Deep Learning Breakthrough Transforms 3D Analysis of Fruit Tissues

UPDATE: A groundbreaking study published on 5 July 2025 by a team from KU Leuven has unveiled a revolutionary deep learning model that dramatically enhances the analysis of fruit tissue microstructure. This innovative approach outperforms traditional 2D methods, achieving remarkable accuracy in the 3D imaging of apples and pears.

The new model addresses the limitations of conventional microscopy techniques, which demand extensive sample preparation and provide limited fields of view. X-ray micro-CT now allows for non-destructive 3D imaging, but quantifying tissue morphology has remained a challenge due to overlapping features and low image contrast. The study introduces an automated framework capable of accurately segmenting complex fruit tissues, which could transform research in plant physiology and storage behavior.

Using a 3D panoptic segmentation framework based on the Cellpose model and a 3D Residual U-Net, the research team successfully labeled and quantified the microstructure of fruit tissues. The model executed both instance and semantic segmentation, effectively distinguishing between parenchyma cells, vascular tissues, and stone cell clusters. The results were benchmarked against a 2D segmentation model and a traditional marker-based watershed algorithm.

Evaluation metrics revealed that the 3D model achieved an Aggregated Jaccard Index (AJI) of 0.889 for apples and 0.773 for pears, surpassing the 2D model’s performance of 0.861 and 0.732 respectively. The model showcased nearly perfect segmentation of pore spaces and cell matrices, while identifying vascular structures in apples with a Dice Similarity Coefficient (DSC) of 0.506 and 0.789 in pears.

Visual validation confirmed the model’s accuracy, successfully detecting vascular bundles in ‘Kizuri’ and ‘Braeburn’ apples and providing realistic segmentation of stone cell clusters in ‘Celina’ and ‘Fred’ pears, with DSC scores reaching up to 0.90. However, challenges remain; additional data augmentation did not improve performance, likely due to dataset imbalance.

This pioneering model represents a significant advancement in the field, offering plant scientists a powerful, non-destructive tool to study how microscopic structures impact nutrient transport, texture, and storability of fruit. It simplifies the “human-in-the-loop” analysis process, reducing the need for manual labor while enhancing accuracy in tissue characterization.

Moreover, the technology presents a scalable framework for investigating tissue development, ripening, and stress responses across various crops. Its compatibility with standard X-ray micro-CT instruments makes it an accessible solution for integrating artificial intelligence into plant anatomy and food science research.

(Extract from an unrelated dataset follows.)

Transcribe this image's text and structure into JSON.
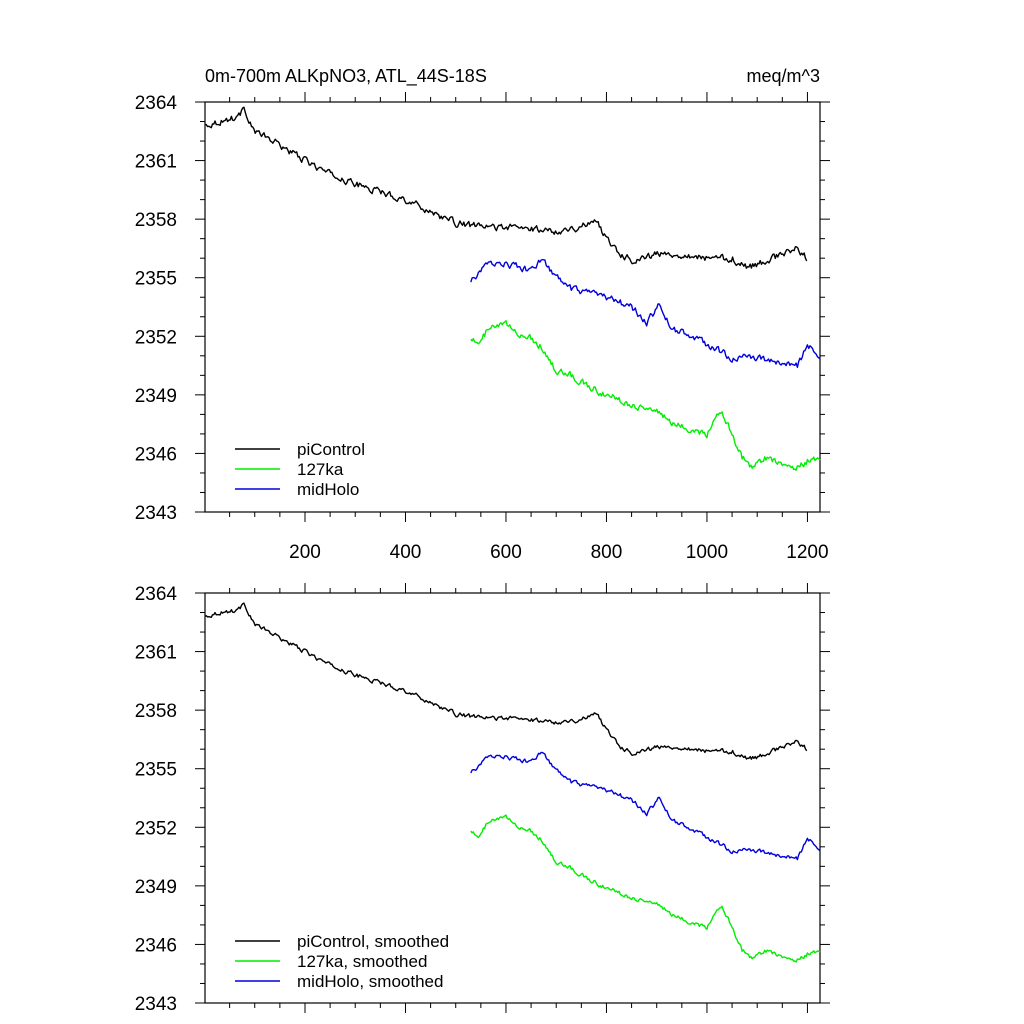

As this technology continues to evolve, the implications for agriculture and food science are profound, potentially leading to better crop management strategies and improved food quality. Researchers and industry professionals are encouraged to explore this innovative approach to deepen their understanding of plant tissue microstructures and enhance agricultural practices.

For further details, the study is published in Plant Phenomics (DOI: 10.1016/j.plaphe.2025.100087).